La forêt est riche en éléments archéologiques et les sites présents sont très bien conservés. Si nous retrouvons des vestiges archéologiques en forêt, c’est parce que la forêt est un milieu qui préserve et conserve très bien ce patrimoine. L’érosion des sols y est moins importante qu’en milieu ouvert et les actions de l’homme liées à la gestion forestière sont bien moins perturbatrices que dans les champs ou en milieu urbain.
Les sites sont donc conservés sous forme de reliefs (levées de terre, buttes, fossés voire murs). Par ailleurs, la forêt n’a pas toujours été là.
Elle a bougé dans le temps et dans l’espace. Cela explique que nous ayons d’anciennes occupations humaines situées sous les racines des arbres.
Dès 1995,
J’avais entrepris des recherches archéologiques sur le terrain.
Sur renseignement des collègues ou durant les virées de martelage, parcourant les parcelles forestières pour y noter la présence des mines, mortiers, tumuli, marnières, ferriers, camps anciens , souterrains, enclos, mares, lavoirs fossés anciens, détectés nous avons au fil du temps collecté tout un tas d’informations sur la présence de ces vestiges du passé…..
La forêt est en effet un milieu fermé et opaque, qui ne permet pas aux archéologues la même aisance dans les prospections.
Mais, les méthodes que j’avais employées étaient guères scientifiques, réalisées sans instruments et trop rudimentaires.
Sans rigueur scientifique….les plans et positionnements des éléments étaient plus ou moins justes….et ne pouvaient donc être pris en compte par le S.I.G. (Système d’Information Géographique)
En 2007,
La forêt domaniale de Bercé a été retenue comme site pilote dans la démarche “Forêt patrimoine" désormais appelée “Forêt d’exception”.
La politique initiée par l’Office National des Forêts (O.N.F.), a pour objectifs de valoriser des forêts domaniales remarquables et de les inscrire dans une dynamique territoriale.

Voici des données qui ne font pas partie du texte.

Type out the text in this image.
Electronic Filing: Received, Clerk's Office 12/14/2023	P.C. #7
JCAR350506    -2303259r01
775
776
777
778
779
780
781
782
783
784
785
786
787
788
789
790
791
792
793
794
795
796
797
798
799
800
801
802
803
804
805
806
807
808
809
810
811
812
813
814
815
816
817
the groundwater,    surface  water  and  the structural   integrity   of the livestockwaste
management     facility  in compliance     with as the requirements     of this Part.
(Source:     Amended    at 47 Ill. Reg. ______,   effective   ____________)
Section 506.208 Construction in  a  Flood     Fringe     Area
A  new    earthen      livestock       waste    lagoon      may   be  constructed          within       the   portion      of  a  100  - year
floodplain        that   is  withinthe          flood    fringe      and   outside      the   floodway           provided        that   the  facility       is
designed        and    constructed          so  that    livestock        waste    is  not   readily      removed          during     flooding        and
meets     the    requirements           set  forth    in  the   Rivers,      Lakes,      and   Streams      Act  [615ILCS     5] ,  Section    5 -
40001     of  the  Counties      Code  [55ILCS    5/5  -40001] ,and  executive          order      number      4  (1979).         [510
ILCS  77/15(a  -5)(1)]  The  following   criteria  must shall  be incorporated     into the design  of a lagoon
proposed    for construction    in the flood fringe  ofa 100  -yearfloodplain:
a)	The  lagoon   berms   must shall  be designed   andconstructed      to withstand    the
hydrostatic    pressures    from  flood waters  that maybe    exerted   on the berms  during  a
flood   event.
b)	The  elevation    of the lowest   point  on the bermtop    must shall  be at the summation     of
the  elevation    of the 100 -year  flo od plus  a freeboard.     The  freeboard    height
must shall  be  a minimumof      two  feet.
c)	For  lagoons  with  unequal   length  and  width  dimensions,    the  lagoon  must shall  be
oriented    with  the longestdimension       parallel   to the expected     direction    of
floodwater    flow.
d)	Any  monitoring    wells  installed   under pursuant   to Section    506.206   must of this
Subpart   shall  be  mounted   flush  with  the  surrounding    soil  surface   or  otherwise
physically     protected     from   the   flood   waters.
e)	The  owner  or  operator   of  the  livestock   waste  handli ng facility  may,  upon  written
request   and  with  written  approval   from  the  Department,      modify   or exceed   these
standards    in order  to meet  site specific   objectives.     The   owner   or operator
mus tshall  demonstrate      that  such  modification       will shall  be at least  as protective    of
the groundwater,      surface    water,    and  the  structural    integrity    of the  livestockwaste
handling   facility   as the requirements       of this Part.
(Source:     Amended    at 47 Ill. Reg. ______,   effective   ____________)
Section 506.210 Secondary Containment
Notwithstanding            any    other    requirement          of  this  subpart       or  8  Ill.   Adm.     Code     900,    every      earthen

Bercé, tout comme 14 autres forêts domaniales, a été retenue en partie compte tenu de sa haute valeur patrimoniale :
Patrimoine forestier d’exception, patrimoine culturel, historique et archéologique riche, présence d’une dynamique locale.
L’Office National des Forêts a mis en place un réseau national “patrimoine culturel et archéologique” de forestiers sensibilisés à la sauvegarde des traces du passé afin d’établir au sein de chaque massif une base patrimoniale regroupant par parcelle les principaux éléments archéologique à sauvegarder des aléas de la mécanisation forestière.
Fin 2009,
Un groupe de travail s’est constitué autour de la thématique “ Patrimoine culturel et archéologique ”.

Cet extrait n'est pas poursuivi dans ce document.